Her elegant, silver-haired companion went over to the bar and ordered champagne, a necessary aperitif for a night that promised new contacts, good music, and a fine view of the beach and the yachts moored in the harbor.

He noticed how extremely polite the man was, thanking the waitress when she brought their drinks and giving her a large tip.

The three of them knew each other. Igor felt a great wave of happiness as the adrenaline began to mingle with his blood. The following day he would make her fully aware of his presence there and, at some point, they would meet.

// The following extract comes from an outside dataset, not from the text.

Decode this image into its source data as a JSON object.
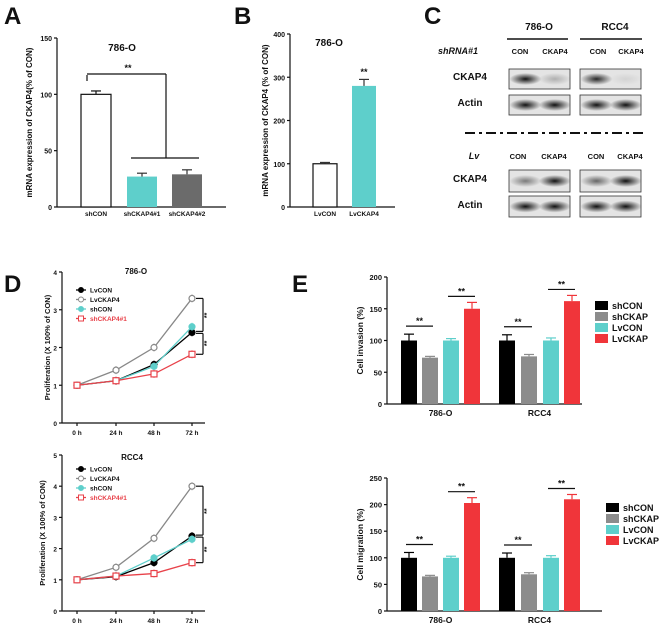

God alone knew what would come of that meeting. Igor, an orthodox Catholic, had made a promise and sworn an oath in a church in Moscow before the relics of St. Mary Magdalene (which were in the Russian capital for a week, so that the faithful could worship them). He had queued for nearly five hours and, when he finally saw them, had felt sure that the whole thing was something dreamed up by the priests. He did not, however, want to run the risk of breaking his word, and so he had asked for her protection and help in achieving his goal without too much sacrifice. And he had promised, too, that when it was all over and he could at last return to his native land, he would commission a golden icon from a well-known artist who lived in a monastery in Novosibirsk.

At three in the morning, the bar of the Hotel Martinez smells of cigarettes and sweat. By then, Jimmy (who always wears different colored shoes) has stopped playing the piano, and the waitress is exhausted, but the people who are still there refuse to leave. They want to stay in that lobby for at least another hour or even all night until something happens!

They're already four days into the Cannes Film Festival and still nothing has happened. Every guest at every table is interested in but one thing: meeting the people with Power. Pretty women are waiting for a producer to fall in love with them and give them a major role in their next movie. A few actors are talking among themselves, laughing and pretending that the whole business is a matter of complete indifference to them—but they always keep one eye on the door.